Pas devant une chute isolée. L'analyse la plus large disponible — 22,8 millions de résultats d'examens, 13 732 patientes en effluvium télogène appariées par score de propension — ne retrouve d'excès d'anomalie pour aucun des 26 examens testés, avec un odds ratio de 1,00 pour la TSH et de 0,40 pour la ferritine. Le bilan devient en revanche pertinent si les cycles ne reviennent pas, si une acné tardive ou une pilosité inhabituelle apparaît, en cas de difficulté à concevoir, ou devant une variation de poids inexpliquée.
Quel traitement peut-on prendre pendant que les cheveux tombent ?
Le minoxidil topique est le seul traitement approuvé dans l'alopécie féminine. La revue Cochrane portant sur 47 essais et 5 290 participantes retrouve un gain de 13,18 cheveux par cm² (IC 95 % 10,92-15,44) versus placebo, sans différence entre les concentrations 2 % et 5 %, et conclut que le finastéride 1 mg n'est pas plus efficace que le placebo chez la femme (RR 0,95 ; 0,66-1,37).
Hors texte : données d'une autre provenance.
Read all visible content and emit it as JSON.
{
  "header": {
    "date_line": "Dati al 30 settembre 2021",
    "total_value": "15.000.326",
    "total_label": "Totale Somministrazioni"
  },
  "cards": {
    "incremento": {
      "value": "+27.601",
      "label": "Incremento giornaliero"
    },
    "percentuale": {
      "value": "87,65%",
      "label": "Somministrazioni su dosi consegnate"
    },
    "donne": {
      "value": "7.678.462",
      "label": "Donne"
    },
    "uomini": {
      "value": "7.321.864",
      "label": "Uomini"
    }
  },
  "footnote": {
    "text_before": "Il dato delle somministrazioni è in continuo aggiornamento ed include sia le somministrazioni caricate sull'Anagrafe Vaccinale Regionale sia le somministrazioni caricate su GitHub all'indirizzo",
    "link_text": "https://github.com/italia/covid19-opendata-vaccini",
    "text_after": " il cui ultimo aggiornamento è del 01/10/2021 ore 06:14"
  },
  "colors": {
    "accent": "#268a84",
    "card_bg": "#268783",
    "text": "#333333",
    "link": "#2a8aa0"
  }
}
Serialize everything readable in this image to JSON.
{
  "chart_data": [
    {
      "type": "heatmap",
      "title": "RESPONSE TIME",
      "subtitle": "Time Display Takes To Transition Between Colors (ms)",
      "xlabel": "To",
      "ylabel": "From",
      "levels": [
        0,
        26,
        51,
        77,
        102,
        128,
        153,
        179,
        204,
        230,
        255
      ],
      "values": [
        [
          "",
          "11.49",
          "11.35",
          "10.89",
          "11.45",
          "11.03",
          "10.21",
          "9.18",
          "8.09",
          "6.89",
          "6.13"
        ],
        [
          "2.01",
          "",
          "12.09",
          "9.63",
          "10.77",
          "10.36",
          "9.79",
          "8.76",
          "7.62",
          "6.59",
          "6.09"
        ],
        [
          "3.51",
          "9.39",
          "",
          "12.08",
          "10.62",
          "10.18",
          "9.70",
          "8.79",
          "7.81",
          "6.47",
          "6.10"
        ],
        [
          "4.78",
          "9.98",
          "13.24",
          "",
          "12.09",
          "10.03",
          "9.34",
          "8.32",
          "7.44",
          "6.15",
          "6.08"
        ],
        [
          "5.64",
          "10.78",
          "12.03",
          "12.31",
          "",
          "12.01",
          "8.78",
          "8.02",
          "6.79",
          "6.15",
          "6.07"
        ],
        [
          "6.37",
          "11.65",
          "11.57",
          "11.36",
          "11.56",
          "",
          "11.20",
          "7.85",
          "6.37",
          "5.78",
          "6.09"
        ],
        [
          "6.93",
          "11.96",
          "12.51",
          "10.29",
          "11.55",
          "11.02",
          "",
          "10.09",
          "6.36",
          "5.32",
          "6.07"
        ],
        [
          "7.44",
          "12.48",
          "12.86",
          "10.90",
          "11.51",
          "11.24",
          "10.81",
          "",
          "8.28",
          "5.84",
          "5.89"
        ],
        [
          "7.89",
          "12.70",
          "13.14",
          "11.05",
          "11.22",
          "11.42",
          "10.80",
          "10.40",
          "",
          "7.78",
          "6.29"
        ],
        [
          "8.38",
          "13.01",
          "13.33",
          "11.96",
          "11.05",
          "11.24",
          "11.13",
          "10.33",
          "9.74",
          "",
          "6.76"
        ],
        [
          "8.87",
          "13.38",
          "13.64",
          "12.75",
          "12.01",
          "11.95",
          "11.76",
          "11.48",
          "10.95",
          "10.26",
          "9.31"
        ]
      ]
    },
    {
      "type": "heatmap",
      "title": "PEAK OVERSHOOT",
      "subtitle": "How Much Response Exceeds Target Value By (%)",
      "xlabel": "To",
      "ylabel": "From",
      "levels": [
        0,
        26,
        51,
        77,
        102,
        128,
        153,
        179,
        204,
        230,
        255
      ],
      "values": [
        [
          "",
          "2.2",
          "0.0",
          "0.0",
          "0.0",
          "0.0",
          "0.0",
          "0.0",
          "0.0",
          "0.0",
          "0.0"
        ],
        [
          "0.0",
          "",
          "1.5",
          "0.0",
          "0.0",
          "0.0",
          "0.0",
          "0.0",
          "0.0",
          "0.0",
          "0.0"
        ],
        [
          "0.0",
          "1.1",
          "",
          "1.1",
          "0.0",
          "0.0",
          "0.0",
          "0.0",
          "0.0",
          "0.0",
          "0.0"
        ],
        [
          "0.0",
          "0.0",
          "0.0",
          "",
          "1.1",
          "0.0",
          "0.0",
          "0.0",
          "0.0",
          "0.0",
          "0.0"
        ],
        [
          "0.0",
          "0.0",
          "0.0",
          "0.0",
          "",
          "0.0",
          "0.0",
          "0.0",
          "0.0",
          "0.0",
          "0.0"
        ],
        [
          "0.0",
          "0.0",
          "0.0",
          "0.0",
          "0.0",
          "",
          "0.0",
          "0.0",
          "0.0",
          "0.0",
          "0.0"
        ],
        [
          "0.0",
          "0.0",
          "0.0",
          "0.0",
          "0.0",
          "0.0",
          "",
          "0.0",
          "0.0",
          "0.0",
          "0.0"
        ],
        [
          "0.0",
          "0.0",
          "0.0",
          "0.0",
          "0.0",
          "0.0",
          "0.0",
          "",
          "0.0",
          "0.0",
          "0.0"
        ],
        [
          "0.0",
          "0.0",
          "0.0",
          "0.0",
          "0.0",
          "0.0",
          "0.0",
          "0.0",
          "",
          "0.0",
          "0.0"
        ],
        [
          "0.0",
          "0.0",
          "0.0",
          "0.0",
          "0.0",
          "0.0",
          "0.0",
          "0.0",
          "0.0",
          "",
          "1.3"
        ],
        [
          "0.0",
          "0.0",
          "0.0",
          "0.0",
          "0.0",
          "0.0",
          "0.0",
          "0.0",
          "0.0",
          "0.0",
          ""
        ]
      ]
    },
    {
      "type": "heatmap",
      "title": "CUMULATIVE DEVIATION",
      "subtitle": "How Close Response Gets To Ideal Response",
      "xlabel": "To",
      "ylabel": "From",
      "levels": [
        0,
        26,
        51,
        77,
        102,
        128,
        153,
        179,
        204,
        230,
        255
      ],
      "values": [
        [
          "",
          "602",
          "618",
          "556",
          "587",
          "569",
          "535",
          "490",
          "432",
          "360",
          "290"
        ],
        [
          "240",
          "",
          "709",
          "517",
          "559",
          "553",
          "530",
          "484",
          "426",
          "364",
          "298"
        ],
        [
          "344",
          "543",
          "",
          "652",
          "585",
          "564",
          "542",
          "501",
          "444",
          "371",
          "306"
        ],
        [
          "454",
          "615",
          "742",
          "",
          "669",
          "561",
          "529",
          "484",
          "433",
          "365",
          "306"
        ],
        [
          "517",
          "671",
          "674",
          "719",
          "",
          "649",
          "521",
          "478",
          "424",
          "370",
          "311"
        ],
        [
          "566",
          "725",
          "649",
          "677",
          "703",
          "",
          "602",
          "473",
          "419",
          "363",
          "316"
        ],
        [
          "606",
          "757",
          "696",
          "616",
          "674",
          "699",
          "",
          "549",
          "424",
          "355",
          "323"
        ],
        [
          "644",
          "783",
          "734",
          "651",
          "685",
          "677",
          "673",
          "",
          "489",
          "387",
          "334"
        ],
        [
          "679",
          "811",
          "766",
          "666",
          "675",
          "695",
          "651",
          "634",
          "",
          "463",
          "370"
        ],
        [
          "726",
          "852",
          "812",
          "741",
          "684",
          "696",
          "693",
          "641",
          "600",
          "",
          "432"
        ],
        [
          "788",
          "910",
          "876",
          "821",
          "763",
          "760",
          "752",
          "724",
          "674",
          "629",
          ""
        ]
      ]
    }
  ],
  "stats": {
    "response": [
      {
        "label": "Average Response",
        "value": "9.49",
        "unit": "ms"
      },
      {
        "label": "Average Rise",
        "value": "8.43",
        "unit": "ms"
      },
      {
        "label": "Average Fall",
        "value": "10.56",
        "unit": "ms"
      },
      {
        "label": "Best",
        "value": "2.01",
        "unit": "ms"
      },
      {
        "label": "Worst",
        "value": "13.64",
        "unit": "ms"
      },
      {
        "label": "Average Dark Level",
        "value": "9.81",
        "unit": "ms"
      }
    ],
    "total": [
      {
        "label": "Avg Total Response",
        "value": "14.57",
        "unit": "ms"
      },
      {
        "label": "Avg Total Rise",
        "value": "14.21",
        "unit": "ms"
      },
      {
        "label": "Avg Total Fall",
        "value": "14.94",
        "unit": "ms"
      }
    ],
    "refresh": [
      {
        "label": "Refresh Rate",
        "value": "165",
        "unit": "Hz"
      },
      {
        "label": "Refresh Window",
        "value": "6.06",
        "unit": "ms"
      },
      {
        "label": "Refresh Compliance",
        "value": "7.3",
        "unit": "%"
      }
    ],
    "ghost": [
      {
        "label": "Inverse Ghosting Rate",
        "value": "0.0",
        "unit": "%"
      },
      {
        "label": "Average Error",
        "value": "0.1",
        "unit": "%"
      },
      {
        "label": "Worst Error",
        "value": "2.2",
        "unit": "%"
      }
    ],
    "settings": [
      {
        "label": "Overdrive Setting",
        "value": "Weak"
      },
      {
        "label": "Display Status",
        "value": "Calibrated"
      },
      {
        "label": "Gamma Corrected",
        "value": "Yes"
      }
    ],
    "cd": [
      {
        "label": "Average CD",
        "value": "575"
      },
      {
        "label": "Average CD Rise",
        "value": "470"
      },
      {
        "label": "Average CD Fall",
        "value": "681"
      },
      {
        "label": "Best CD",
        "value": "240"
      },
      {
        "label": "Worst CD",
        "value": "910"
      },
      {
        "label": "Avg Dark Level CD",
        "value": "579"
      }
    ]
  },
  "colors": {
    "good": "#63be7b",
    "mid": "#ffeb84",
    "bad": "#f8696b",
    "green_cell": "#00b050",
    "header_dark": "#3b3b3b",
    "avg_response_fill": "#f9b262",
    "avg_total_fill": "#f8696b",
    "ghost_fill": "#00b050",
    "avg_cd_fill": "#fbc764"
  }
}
Attention : le minoxidil agit sur la miniaturisation, donc sur l'alopécie féminine, pas sur un effluvium qui se résout seul. Une chute de démarrage les premières semaines est classique.
Peut-on faire une greffe de cheveux après une chute post-pilule ?
Pas dans l'année, et pas pendant un effluvium. Un effluvium est réversible : opérer une chute qui va s'arrêter d'elle-même est une erreur d'indication. Au-delà, la zone donneuse décide : l'alopécie féminine est fréquemment diffuse et touche aussi la région occipitale, auquel cas prélever revient à déplacer le déficit. Enfin, sans motif stabilisé, le dessin de la ligne et la répartition des greffons seraient à refaire. Le temps fait ici partie du diagnostic.